As 2025 drew to a close, Horizons Foundation hosted the organization’s 22nd annual State of the Movement event virtually on Thursday, December 4, offering a candid yet forward-looking assessment of LGBTQ political realities. Horizons President Roger Doughty moderated the 90-minute discussion and Q&A with four powerhouse national LGBTQ leaders: Shelby Chestnut, Executive Director of the Transgender Law Center; Kevin Jennings, CEO of Lambda Legal; Kierra Johnson, President of the National LGBTQ Task Force; and former San Francisco Bay Times columnist and NCLR leader Kate Kendell, who is now the CEO of The Gill Foundation. The mood was sober but not defeatist.
Doughty’s introduction set an emotional register, describing a “fraught moment” marked by budget cuts, hostile federal actions, and escalating legal threats to the broader LGBTQ community. “We’re seeing the weaponization of every part of the federal government,” Doughty said. “I personally used to avoid the use of the word ‘weaponization’ because I always thought that it sounded often overstated. Now it is not overstated.” Yet, he continued, the LGBTQ movement has endured existential crises before and prevailed through persistence, creativity, and collective courage. This dual message—grave danger paired with historical resolve—ran through the entire conversation.

A prompt asking panelists to summarize the state of the LGBTQ movement in three words provided a compact map of contemporary sentiment. The Gill Foundation’s Kendell characterized the movement’s trajectory as “forward but murky.” She conveyed confidence that progress will continue, but warned that the path is obscured by volatility and noted that the speed and scale of recent changes require many of us to relearn the landscape—a testament to the crisis-driven transformation now underway.
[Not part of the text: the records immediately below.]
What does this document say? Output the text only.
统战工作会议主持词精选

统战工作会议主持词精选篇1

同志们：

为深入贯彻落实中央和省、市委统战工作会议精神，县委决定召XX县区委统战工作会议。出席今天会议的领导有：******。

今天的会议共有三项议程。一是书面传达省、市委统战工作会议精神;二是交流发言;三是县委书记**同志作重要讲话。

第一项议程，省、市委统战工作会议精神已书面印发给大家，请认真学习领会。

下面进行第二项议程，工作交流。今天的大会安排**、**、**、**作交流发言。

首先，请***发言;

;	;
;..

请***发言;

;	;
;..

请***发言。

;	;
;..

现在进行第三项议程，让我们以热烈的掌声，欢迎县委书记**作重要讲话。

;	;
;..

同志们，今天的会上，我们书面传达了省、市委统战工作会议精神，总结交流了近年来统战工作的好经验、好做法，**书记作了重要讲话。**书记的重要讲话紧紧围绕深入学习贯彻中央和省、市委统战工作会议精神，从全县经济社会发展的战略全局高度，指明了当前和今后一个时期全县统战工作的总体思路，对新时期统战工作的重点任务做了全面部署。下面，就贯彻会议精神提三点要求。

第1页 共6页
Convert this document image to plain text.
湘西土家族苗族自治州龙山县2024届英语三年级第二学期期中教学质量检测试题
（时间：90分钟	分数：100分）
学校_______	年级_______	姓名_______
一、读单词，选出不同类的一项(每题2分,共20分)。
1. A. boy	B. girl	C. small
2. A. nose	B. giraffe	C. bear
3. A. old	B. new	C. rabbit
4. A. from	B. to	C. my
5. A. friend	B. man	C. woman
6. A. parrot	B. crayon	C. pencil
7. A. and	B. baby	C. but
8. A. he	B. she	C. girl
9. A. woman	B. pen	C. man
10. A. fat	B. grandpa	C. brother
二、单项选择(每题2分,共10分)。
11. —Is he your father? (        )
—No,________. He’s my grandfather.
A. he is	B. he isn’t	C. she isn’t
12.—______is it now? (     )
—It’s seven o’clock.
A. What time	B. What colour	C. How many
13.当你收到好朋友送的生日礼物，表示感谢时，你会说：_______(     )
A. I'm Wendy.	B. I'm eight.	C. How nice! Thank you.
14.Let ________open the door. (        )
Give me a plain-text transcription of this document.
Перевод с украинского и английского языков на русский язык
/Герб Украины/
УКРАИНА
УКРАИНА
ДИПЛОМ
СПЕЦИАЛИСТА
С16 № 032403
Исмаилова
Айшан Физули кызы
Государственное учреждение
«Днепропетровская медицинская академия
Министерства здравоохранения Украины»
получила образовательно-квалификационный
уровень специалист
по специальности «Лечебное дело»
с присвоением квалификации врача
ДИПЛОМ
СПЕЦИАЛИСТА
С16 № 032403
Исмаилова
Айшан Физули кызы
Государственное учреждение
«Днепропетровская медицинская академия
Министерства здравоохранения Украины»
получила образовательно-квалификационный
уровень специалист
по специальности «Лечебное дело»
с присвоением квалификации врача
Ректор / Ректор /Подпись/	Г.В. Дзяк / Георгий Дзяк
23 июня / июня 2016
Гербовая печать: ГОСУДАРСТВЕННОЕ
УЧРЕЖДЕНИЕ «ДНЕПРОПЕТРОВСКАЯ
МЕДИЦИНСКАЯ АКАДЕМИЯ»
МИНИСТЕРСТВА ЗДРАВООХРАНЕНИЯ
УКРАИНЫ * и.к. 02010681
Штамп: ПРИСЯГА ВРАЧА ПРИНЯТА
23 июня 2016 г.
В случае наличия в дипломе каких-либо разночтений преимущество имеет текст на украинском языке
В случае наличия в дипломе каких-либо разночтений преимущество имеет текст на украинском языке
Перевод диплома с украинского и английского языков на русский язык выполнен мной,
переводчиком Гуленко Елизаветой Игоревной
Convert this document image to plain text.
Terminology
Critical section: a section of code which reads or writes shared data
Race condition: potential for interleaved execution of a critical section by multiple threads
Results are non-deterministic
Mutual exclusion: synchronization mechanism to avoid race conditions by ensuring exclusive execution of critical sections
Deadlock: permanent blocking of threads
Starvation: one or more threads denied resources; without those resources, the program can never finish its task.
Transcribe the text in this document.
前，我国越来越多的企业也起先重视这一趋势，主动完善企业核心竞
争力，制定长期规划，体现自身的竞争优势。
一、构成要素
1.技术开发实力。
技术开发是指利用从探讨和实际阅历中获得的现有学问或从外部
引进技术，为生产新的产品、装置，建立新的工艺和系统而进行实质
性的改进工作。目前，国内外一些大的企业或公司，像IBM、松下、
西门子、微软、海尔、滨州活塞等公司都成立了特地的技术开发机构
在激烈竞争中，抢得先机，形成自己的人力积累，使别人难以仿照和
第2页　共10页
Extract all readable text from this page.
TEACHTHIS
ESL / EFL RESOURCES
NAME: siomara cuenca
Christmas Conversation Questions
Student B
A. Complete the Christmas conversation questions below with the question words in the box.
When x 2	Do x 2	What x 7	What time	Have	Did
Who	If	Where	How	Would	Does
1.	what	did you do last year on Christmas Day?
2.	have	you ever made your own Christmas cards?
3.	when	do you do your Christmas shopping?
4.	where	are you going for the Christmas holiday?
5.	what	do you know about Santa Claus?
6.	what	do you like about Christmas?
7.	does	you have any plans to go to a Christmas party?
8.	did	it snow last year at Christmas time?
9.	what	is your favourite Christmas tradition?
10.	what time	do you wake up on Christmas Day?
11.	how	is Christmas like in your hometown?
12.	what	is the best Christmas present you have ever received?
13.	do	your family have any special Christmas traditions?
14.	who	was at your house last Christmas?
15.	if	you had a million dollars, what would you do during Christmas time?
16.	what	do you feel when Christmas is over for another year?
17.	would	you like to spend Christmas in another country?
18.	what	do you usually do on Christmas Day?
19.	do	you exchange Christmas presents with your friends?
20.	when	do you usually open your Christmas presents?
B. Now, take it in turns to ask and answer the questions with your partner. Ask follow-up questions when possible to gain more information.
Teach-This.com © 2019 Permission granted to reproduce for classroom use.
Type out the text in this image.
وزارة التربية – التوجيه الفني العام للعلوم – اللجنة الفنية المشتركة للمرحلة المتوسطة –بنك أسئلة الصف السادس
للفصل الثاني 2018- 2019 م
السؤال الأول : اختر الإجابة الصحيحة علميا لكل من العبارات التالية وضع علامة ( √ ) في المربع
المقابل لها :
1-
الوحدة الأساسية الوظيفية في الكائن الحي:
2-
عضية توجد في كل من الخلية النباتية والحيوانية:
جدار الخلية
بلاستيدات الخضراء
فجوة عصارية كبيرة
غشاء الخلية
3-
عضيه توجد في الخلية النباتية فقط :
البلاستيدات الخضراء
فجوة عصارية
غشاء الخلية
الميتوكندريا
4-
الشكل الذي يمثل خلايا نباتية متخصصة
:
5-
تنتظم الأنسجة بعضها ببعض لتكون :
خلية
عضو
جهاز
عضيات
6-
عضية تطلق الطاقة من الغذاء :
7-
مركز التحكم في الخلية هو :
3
Transgender Law Center’s Chestnut offered a more agency-centered perspective with the phrase “building trans power.” They pointed to explosive growth in youth organizing—exemplified by a spike in GSA (Gay Straight Alliance) clubs—as evidence that anti-trans attacks are catalyzing new forms of leadership rather than suppressing them. Their framing subtly repositioned the movement from defensive response to hopeful expansion.
The National LGBTQ Task Force’s Johnson deepened this point with the notion of a “leaderful” movement. Rejecting hierarchical models, she described a distributed ecosystem in which queer and trans people are central, not only within LGBTQ organizations but also across progressive movements. Her assertion that “no one was prepared” for the current onslaught reframed disorientation as a shared condition. The task, she argued, is not retrospective blame but rapid, collective preparation.
Lambda Legal’s Jennings injected a sharper, confrontational note with his summary—“kicking their ass.” His remarks emphasized litigation as an active battlefield and highlighted the fragility of legal protections under a far-right Supreme Court. Yet he underscored the symbolic power of even narrow wins, such as having a trans attorney argue recently before the court for the first time in history. His overarching theme was strategic realism: victory is difficult but possible, and each legal effort builds long-term capacity.
Shifting from diagnosis to strategy, Johnson critiqued the way “intersectionality” has often functioned as jargon. She saw a turn toward genuine intersectional practice: collaboration across labor, immigration, democracy protection, education, and care movements. Kendell offered a historical perspective, comparing today’s crisis to the AIDS epidemic and describing how activists, facing government mockery, built lifesaving infrastructure from the ground up. Movements have survived worse, she said, and carry “muscle memory” from past struggles. The message: draw strength from history, show up fully, and be able to answer, “What did you do?” when future generations ask.
Chestnut extended this analysis by describing the post-marriage-equality vacuum in which the trans community became the primary target before the movement had recalibrated. Their focus on material survival—housing, food, healthcare—signaled a shift from rights-based advocacy to broad community well-being. They added that recent progressive electoral wins show that campaigns can still succeed with pro-trans, pro-worker, and anti-poverty platforms, arguing that economic concerns drive voter behavior more than ideology. Progressives must therefore highlight economic issues and counter narratives that portray LGBTQ rights as zero-sum.
Jennings’ historical and financial analysis reinforced the need for generational planning. Citing decades-long conservative strategies and a Supreme Court likely to remain hostile for another generation, he stressed that the LGBTQ movement must rely on itself through sustained grassroots funding and legacy giving. “Let’s be really honest,” he said. “Corporations are fair-weather friends. Mainstream philanthropy? Excuse my language, [they] could give a s–t about LGBT causes. The reality is that less than 1% of foundation giving in this country goes to LGBT causes, and most of it comes from LGBT funders like the Gill Foundation and Horizons Foundation. So, the only people who are gonna save us are ourselves.”
Taken together, the discussion portrayed a movement under immense pressure yet undergoing profound strategic evolution—increasingly intersectional, materially grounded, historically informed, and oriented toward long-term power-building.